It's Sunday and I'm in England as I write this letter. Tomorrow my official business begins, but today is for the annual rite of my trip to London each fall: making the rounds of museum shows. I managed to see Rubens at the National Gallery, Diane Arbus at the V&A, and, most significant, the superb Three Emperors exhibition of Qing dynasty Chinese art at the Royal Academy of Arts. The elaborateness of life in the palaces of these Manchu rulers from the north, as portrayed in 18thcentury scroll paintings, resonates in a powerful way in New York Times Shanghai bureau chief Howard W. French's account of 21st-century China ("China Syndrome") for our 2006 travel forecast. You can play golf, shop, and visit the Eiffel Tower or Mount Rushmore, all within the span of a few hours, at the supersized attractions in Guangdong province, which offer pageantry that is no less spectacular for being open to the paying public.

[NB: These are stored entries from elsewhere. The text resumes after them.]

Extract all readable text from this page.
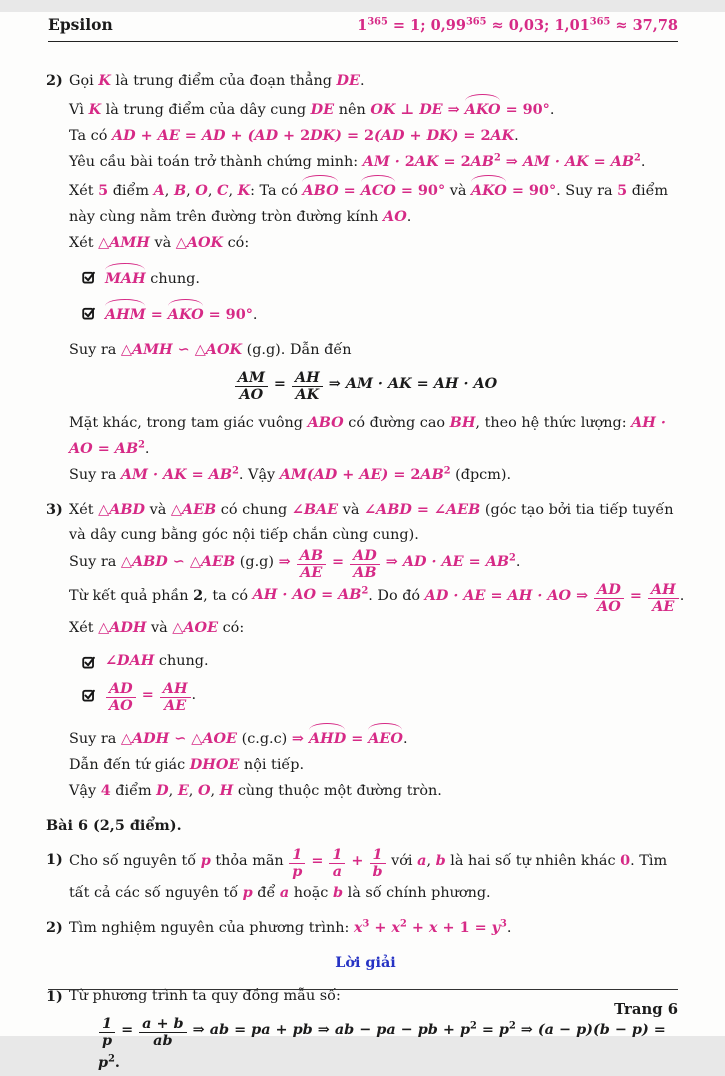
Epsilon	$1^{365} = 1$; $0,99^{365} \approx 0,03$; $1,01^{365} \approx 37,78$
2) Gọi K là trung điểm của đoạn thẳng DE.
Vì K là trung điểm của dây cung DE nên OK ⊥ DE ⇒ AKO = 90°.
Ta có AD + AE = AD + (AD + 2DK) = 2(AD + DK) = 2AK.
Yêu cầu bài toán trở thành chứng minh: AM · $2AK = 2AB^2$ ⇒ AM · AK = $AB^2$.
Xét 5 điểm A, B, O, C, K: Ta có ABO = ACO = 90° và AKO = 90°. Suy ra 5 điểm này cùng nằm trên đường tròn đường kính AO.
Xét △AMH và △AOK có:
MAH chung.
AHM = AKO = 90°.
Suy ra △AMH ∽ △AOK (g.g). Dẫn đến
$\frac{AM}{AO} = \frac{AH}{AK}$ ⇒ AM · AK = AH · AO
Mặt khác, trong tam giác vuông ABO có đường cao BH, theo hệ thức lượng: AH · AO = $AB^2$.
Suy ra AM · AK = $AB^2$. Vậy $AM(AD + AE) = 2AB^2$ (đpcm).
3) Xét △ABD và △AEB có chung ∠BAE và ∠ABD = ∠AEB (góc tạo bởi tia tiếp tuyến và dây cung bằng góc nội tiếp chắn cùng cung).
Suy ra △ABD ∽ △AEB (g.g) ⇒ $\frac{AB}{AE} = \frac{AD}{AB}$ ⇒ AD · AE = $AB^2$.
Từ kết quả phần 2, ta có AH · AO = $AB^2$. Do đó AD · AE = AH · AO ⇒ $\frac{AD}{AO} = \frac{AH}{AE}$ .
Xét △ADH và △AOE có:
∠DAH chung.
$\frac{AD}{AO} = \frac{AH}{AE}$ .
Suy ra △ADH ∽ △AOE (c.g.c) ⇒ AHD = AEO.
Dẫn đến tứ giác DHOE nội tiếp.
Vậy 4 điểm D, E, O, H cùng thuộc một đường tròn.
Bài 6 (2,5 điểm).
1) Cho số nguyên tố p thỏa mãn $\frac{1}{p} = \frac{1}{a} + \frac{1}{b}$ với a, b là hai số tự nhiên khác 0. Tìm tất cả các số nguyên tố p để a hoặc b là số chính phương.
2) Tìm nghiệm nguyên của phương trình: $x^3 + x^2 + x + 1 = y^3$.
Lời giải
1) Từ phương trình ta quy đồng mẫu số:
$\frac{1}{p} = \frac{a + b}{ab}$ ⇒ ab = pa + pb ⇒ ab − pa − pb + $p^2 = p^2$ ⇒ $(a - p)(b - p) = p^2$.
Trang 6
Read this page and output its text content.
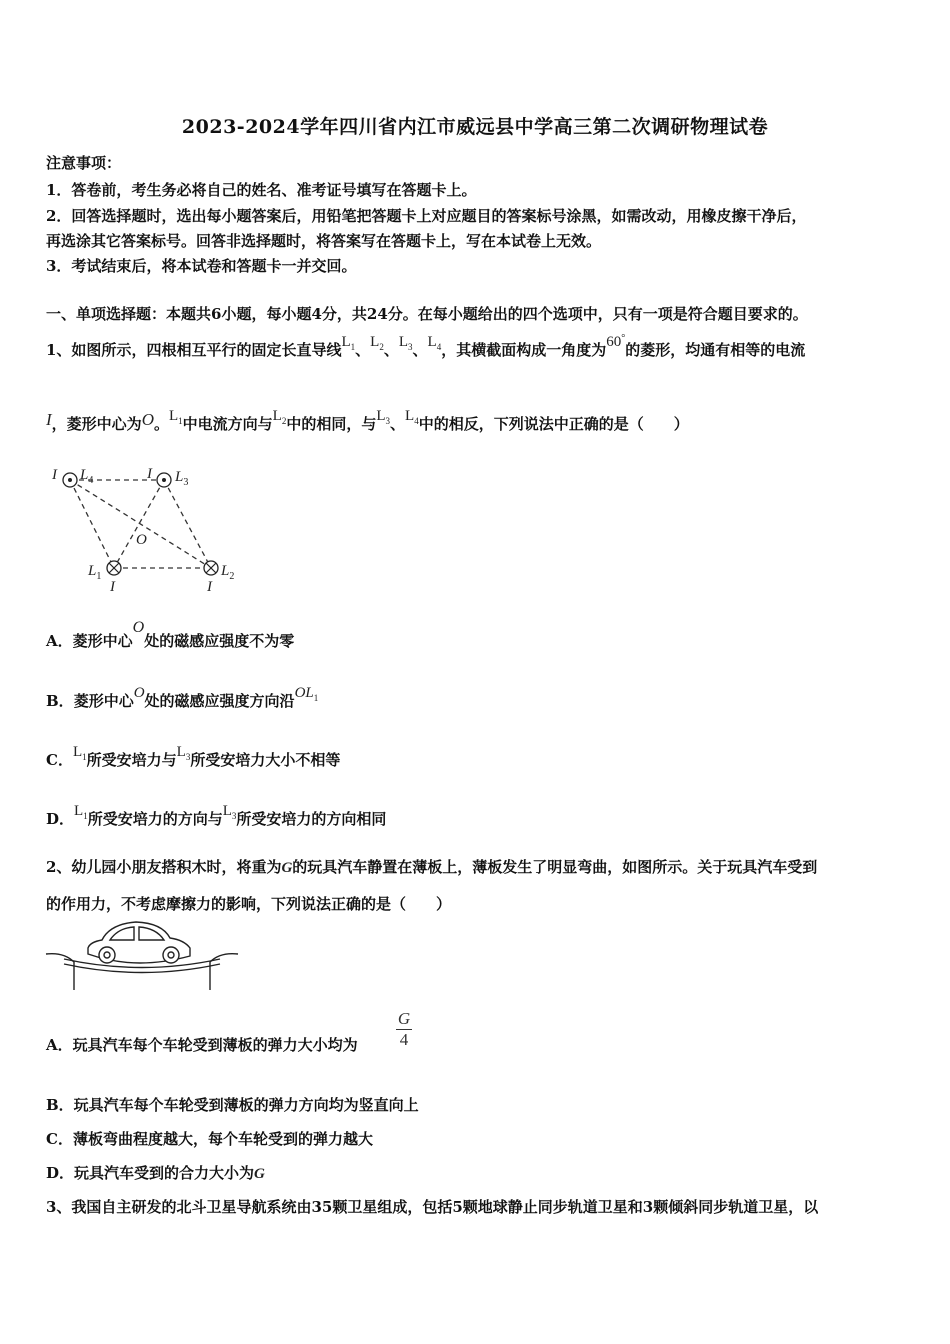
2023-2024学年四川省内江市威远县中学高三第二次调研物理试卷
注意事项：
1．答卷前，考生务必将自己的姓名、准考证号填写在答题卡上。
2．回答选择题时，选出每小题答案后，用铅笔把答题卡上对应题目的答案标号涂黑，如需改动，用橡皮擦干净后，
再选涂其它答案标号。回答非选择题时，将答案写在答题卡上，写在本试卷上无效。
3．考试结束后，将本试卷和答题卡一并交回。
一、单项选择题：本题共6小题，每小题4分，共24分。在每小题给出的四个选项中，只有一项是符合题目要求的。
1、如图所示，四根相互平行的固定长直导线$L_1$、$L_2$、$L_3$、$L_4$，其横截面构成一角度为60°的菱形，均通有相等的电流
I，菱形中心为O。$L_1$中电流方向与$L_2$中的相同，与$L_3$、$L_4$中的相反，下列说法中正确的是（　　）
I $L_4$	I $L_3$
O
$L_1$
I
$L_2$
I
A．菱形中心O处的磁感应强度不为零
B．菱形中心O处的磁感应强度方向沿$OL_1$
C．$L_1$所受安培力与$L_3$所受安培力大小不相等
D．$L_1$所受安培力的方向与$L_3$所受安培力的方向相同
2、幼儿园小朋友搭积木时，将重为G的玩具汽车静置在薄板上，薄板发生了明显弯曲，如图所示。关于玩具汽车受到
的作用力，不考虑摩擦力的影响，下列说法正确的是（　　）
A．玩具汽车每个车轮受到薄板的弹力大小均为 $\frac{G}{4}$
B．玩具汽车每个车轮受到薄板的弹力方向均为竖直向上
C．薄板弯曲程度越大，每个车轮受到的弹力越大
D．玩具汽车受到的合力大小为G
3、我国自主研发的北斗卫星导航系统由35颗卫星组成，包括5颗地球静止同步轨道卫星和3颗倾斜同步轨道卫星，以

As T+L kicks off its yearlong 35th-anniversary celebration this month, everything old is new again in other surprising ways. There are echoes of Dubai and Las Vegas in the environmentally conscious development Mayakoba, near Tulum on the Riviera Maya ("Resort Phenomenon," by Michael Gross), while historic reinvention is the design principle behind hotelier Jeff Klein's newest project, the Sunset Tower Hotel in L.A. ("History Lesson," by David A. Keeps). These stories and others in T+L's Forecast 2006—mapping out the year's important hotel openings, spotlighting emerging destinations, introducing "design cities"—salute the ongoing innovation that is a constant in travel.
An annual rite—or longing—in winter is to escape to a better place. Our quest for unspoiled stretches of sand took us south to Brazil ("Brazil's Hidden Beaches," by Kevin Raub); for snow-covered slopes, we headed north to Whistler, British Columbia, the latest skiing mecca ("Mountain Magic," by Alan Brown). We also put in a timely visit to Turin, the site of the Winter Olympics as well as champion artists and restaurants ("Turin's Moment," by John Seabrook). But not to be forgotten: the issue's centerpiece, the T+L 500, our exclusive compilation of the World's Best hotels and resorts, and the debut of The List, a new back page highlighting insider favorites, this time a selection of Hawaii's secret beaches. Even at 35, Travel + Leisure is still evolving—and finding better ways to share the pleasures of travel.